The extraordinary rainfall associated with the flooding of Lismore and surrounds in early 2022, may have been exacerbated by the increase in water vapour content from the explosion of the volcano Hunga Tunga in January of that year. It could be that the Hunga Tonga eruption has also caused a depletion of ozone in the stratosphere, after temporarily increasing the water vapour content. There has been no overall increase in water vapour content of the lower troposphere associated with increasing atmospheric levels of carbon dioxide.

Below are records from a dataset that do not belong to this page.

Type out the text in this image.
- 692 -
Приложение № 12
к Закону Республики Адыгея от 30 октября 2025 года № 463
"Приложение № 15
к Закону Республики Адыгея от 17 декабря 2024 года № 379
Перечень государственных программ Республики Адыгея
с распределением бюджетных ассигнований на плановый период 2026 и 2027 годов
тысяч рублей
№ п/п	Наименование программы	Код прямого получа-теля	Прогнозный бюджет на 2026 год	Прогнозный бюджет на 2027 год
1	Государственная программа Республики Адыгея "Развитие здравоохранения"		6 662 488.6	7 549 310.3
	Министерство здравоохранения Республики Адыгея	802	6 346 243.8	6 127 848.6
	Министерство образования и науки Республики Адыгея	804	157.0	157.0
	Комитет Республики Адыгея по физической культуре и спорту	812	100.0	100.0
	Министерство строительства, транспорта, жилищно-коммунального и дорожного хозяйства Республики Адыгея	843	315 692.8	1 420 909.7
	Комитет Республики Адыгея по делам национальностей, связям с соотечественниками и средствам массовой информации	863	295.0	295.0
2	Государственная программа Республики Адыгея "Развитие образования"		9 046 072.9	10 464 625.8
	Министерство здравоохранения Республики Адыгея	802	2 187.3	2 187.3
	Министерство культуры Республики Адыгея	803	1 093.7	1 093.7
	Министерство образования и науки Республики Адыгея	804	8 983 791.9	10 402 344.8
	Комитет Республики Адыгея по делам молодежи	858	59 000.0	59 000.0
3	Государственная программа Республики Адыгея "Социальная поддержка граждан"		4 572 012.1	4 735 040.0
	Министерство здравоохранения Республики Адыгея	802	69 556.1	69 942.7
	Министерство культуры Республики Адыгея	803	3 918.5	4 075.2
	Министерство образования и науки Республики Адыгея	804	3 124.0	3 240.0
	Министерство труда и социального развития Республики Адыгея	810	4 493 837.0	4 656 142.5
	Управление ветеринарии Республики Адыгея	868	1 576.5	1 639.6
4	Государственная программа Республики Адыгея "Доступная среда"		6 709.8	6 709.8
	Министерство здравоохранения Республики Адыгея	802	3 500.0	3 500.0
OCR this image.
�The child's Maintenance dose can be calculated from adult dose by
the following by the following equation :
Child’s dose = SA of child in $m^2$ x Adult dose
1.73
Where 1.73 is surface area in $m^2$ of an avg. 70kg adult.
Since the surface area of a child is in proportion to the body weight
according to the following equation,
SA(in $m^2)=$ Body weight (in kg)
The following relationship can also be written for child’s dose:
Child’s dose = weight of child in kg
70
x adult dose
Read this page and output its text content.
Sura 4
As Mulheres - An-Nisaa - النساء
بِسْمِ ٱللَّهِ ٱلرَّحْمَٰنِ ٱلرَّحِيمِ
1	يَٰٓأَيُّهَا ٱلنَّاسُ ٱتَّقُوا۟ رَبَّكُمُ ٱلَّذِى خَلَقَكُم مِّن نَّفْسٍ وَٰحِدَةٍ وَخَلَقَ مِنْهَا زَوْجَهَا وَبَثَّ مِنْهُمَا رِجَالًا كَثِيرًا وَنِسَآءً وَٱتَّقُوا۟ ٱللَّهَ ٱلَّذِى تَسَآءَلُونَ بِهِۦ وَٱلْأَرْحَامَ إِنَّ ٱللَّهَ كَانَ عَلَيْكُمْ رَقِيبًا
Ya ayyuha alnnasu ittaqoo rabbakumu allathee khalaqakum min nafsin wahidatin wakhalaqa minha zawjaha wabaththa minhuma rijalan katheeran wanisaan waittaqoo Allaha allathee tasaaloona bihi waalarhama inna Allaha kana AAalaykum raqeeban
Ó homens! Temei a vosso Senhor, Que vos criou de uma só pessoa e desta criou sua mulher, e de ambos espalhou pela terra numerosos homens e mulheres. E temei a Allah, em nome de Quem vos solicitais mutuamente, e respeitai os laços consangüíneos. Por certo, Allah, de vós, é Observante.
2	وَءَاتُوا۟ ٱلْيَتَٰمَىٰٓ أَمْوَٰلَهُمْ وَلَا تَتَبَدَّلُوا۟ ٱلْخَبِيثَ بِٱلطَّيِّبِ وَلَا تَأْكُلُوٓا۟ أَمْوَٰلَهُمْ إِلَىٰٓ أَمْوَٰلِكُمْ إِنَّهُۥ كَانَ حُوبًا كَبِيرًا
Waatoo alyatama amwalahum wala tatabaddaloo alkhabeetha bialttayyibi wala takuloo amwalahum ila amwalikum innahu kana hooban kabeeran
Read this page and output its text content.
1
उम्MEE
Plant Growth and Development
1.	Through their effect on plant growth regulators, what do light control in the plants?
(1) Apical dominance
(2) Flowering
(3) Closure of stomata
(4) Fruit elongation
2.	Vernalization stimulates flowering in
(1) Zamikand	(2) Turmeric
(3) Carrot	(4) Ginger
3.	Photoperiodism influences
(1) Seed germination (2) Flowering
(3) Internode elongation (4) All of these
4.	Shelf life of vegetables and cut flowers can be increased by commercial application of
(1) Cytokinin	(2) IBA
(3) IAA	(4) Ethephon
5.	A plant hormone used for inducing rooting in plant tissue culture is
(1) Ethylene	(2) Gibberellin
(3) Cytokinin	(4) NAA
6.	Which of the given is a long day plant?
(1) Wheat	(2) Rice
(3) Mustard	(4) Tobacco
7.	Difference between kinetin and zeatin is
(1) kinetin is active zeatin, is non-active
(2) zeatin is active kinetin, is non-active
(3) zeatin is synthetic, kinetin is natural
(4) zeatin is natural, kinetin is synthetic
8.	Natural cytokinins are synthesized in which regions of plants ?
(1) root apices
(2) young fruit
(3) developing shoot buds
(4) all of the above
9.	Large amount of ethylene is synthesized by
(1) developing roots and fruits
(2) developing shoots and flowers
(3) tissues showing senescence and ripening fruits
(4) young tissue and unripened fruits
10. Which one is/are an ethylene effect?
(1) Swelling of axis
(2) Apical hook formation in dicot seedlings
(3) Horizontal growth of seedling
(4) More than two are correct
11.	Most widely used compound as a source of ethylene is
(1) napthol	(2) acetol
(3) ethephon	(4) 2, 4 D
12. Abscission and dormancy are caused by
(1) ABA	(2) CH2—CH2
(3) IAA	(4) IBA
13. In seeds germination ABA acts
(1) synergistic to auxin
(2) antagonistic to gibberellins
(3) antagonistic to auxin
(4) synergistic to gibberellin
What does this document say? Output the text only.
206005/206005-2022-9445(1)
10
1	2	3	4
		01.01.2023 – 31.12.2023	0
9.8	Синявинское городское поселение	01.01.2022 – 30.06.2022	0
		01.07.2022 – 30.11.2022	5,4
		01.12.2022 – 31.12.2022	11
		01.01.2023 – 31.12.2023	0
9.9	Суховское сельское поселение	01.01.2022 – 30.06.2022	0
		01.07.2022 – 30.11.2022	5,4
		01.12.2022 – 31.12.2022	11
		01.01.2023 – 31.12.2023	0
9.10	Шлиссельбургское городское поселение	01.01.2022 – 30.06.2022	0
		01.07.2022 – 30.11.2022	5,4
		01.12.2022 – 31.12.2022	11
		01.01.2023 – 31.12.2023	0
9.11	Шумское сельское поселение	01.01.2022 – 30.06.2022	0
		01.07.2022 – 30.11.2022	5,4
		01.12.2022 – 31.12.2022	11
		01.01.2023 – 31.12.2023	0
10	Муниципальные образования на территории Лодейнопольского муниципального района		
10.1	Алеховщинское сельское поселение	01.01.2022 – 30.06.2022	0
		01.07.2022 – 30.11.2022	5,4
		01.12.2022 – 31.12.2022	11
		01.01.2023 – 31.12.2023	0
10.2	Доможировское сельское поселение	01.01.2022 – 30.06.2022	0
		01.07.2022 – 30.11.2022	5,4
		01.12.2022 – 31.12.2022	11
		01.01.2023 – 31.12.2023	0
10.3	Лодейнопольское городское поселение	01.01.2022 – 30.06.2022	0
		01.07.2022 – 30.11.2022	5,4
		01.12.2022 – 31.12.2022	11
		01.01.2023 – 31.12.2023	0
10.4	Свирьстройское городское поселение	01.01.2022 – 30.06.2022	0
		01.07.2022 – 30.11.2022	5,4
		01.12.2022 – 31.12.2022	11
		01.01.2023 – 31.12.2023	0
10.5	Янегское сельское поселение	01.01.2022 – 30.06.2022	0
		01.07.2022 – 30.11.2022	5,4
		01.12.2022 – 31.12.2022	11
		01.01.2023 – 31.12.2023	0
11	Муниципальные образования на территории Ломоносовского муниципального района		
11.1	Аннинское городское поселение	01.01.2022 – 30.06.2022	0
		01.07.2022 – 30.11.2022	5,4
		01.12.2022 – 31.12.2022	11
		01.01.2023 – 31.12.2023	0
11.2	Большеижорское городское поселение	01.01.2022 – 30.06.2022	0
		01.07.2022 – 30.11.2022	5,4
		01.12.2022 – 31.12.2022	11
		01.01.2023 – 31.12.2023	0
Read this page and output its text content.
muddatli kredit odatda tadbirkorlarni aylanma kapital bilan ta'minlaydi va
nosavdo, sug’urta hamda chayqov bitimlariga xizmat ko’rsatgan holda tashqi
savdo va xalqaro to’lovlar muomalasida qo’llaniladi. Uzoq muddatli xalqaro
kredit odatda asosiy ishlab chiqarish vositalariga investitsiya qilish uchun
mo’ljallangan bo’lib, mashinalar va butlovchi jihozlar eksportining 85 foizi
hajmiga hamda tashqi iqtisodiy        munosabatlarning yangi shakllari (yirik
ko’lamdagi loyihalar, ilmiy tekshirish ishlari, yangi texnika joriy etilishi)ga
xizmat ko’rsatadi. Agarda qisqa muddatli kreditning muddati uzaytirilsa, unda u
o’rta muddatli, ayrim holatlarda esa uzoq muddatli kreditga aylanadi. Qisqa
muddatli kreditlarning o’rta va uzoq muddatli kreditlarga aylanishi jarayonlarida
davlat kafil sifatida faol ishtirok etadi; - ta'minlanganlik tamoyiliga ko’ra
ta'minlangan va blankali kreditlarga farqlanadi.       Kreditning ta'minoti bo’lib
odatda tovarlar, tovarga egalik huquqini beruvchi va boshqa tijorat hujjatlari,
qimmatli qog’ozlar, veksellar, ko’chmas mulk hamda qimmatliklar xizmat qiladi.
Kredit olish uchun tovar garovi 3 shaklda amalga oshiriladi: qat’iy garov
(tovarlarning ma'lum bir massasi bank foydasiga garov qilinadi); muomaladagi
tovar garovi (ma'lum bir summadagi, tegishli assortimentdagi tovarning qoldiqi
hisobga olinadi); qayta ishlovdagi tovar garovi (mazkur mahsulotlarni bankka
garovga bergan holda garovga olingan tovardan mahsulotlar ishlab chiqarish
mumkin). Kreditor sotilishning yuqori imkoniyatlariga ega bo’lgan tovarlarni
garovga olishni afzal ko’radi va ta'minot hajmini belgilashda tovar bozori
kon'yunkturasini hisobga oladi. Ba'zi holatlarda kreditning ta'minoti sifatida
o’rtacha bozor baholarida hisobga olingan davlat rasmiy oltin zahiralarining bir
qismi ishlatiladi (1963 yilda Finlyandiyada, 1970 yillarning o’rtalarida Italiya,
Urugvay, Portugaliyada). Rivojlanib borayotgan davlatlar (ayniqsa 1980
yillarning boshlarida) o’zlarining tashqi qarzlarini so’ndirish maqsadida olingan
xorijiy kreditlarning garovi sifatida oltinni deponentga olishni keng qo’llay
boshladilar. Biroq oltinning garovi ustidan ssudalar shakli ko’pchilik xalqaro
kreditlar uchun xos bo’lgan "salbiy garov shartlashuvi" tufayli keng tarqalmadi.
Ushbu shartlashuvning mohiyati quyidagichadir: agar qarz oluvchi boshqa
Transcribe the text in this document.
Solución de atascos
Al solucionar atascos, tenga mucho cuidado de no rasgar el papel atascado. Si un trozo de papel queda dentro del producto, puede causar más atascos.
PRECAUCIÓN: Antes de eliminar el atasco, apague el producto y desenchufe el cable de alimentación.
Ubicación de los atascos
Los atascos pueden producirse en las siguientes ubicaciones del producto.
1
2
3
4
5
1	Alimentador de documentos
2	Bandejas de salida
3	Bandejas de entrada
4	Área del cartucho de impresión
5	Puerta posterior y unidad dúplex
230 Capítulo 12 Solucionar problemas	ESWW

The general circulation models have difficulty simulating the local impact of volcanic ash on rainfall intensity and global temperatures, and this is a problem because aerosols can supercharge the atmosphere making rainfall more intense.
Importantly, and contrary to recent popular commentary, there are no two separate parts to the Bureau: one making operational weather forecasts and one concerning itself with climate change. Since June 2013, forecasts for the next three-hours and next three-months have relied on a general circulation model and since 2018 specifically on ACCESS, with some adds-on to provide more resolution. There is an urgent need for the skill of this general circulation model to be properly assessed. This could be done as a matter of urgency and through a comparison of forecast versus predicted rainfall for the Cairns catchment area through December 2023, particularly after cyclone Jasper made landfall.
There is also a need for the Bureau to quantify the skill more generally of ACCESS against the skill of the new AI weather and climate forecasting systems including Google’s GraphCast and the Pangu-Weather AI model for predicting the direction of cyclones and their likely impact, particularly their capacity to generate intense rainfall over a small area.
There has been much talk about the unprecedented, what would be both unprecedented and welcome would be for the Bureau to start doing KPI’s and measure predictions against actual rainfall totals. This needs to be done for the three-hour rain burst events associated with low pressure systems and also their longer seasonal rainfall forecasts. It is the case that the Bureau also forecast, using the same ACCESS general circulation model, that this summer would be an exceptionally dry one for the same regions that have been flooded. These wrong forecasts have also caused unnecessary hardship, with farmers selling livestock at discounted prices as everyone anticipated drought.